Interpretive Summary: Breeding of crapemyrtle (Lagerstroemia) in the United States has focused on developing hybrids between parents with disease or pest resistance and those with good floral characteristics. The objective of this study was to obtain genetic information on several horticulturally important traits of crapemyrtle that would improve the efficiency of developing pest resistant varieties with improved flower color. Genetic information generated from the work indicates that several commonly grown varieties are superior parents which produce offspring with improved traits including faster growth, later leaf-out to reduce frost damage, darker colored flowers and an earlier bloom season. Results of this study can be used by crapemyrtle breeders to speed the development of attractive new varieties with better enviromental tolerance for southern landscapes.
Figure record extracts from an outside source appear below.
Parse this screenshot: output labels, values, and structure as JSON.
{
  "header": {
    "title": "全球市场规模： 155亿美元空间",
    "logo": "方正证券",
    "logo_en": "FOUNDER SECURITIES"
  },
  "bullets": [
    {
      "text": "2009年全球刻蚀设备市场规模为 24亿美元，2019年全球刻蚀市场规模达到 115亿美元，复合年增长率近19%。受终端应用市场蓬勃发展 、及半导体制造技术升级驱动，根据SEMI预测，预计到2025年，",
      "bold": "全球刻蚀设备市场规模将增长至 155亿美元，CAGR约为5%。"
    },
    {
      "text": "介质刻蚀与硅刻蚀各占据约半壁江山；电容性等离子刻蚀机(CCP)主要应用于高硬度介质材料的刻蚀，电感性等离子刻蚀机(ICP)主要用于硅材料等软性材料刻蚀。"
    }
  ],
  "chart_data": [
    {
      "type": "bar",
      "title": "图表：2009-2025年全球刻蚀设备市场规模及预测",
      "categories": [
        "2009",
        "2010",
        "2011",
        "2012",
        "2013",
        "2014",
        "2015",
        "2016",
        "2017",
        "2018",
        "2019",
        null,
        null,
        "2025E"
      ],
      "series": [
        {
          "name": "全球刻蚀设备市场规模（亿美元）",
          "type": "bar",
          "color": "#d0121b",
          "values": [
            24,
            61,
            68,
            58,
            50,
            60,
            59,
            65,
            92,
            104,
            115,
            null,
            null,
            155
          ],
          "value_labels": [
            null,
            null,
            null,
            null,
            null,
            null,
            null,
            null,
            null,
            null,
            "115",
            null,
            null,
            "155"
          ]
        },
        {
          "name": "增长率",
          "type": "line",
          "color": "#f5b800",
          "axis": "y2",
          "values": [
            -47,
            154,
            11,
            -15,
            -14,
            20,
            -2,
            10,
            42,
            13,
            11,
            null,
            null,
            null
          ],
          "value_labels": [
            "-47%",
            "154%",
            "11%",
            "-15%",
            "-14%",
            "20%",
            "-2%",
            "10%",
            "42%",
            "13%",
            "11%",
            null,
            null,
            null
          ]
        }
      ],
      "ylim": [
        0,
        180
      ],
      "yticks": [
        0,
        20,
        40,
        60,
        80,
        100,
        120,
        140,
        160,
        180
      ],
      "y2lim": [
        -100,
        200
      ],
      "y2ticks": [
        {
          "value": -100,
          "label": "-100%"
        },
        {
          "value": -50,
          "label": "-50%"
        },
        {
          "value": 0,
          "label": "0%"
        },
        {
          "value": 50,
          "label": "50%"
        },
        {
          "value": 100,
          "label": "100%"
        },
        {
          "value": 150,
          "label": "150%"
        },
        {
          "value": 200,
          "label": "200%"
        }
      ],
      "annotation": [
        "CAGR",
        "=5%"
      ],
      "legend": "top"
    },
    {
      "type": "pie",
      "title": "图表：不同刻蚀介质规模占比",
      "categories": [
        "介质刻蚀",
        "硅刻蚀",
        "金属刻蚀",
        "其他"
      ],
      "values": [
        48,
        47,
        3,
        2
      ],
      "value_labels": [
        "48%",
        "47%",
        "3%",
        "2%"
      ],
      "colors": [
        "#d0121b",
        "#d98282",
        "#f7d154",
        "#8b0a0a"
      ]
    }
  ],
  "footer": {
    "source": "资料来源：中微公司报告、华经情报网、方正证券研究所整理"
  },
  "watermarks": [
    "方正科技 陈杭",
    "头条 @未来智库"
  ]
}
Technical Abstract: Breeding of crapemyrtle (Lagerstroemia) in the United States has focused on developing hybrids between parents with disease or pest resistance and those with good floral characteristics. The objective of this work was to study the general and specific combining ability of several horticulturally important traits in crosses between pest-resistant parents and those with saturated flower colors. Ten crapemyrtle parents were tested in a factorial mating design including 25 of the 29 possible families. Analysis of variance revealed significant differences (p ' 0.05) for all traits for the general combining ability of parents. The cross between ‘Arapaho’ and ‘WHIT IV’ displayed the best specific combining ability for a desirable combination of height, leaf-out time, bloom time, and flower color based on current breeding objectives. Overall, this study revealed the importance of both additive and non-additive genetic variability in crapemyrtle, suggesting that an integrated breeding strategy to capture both additive and dominance variance would be appropriate for producing new, improved crapemyrtle clones for the four traits evaluated.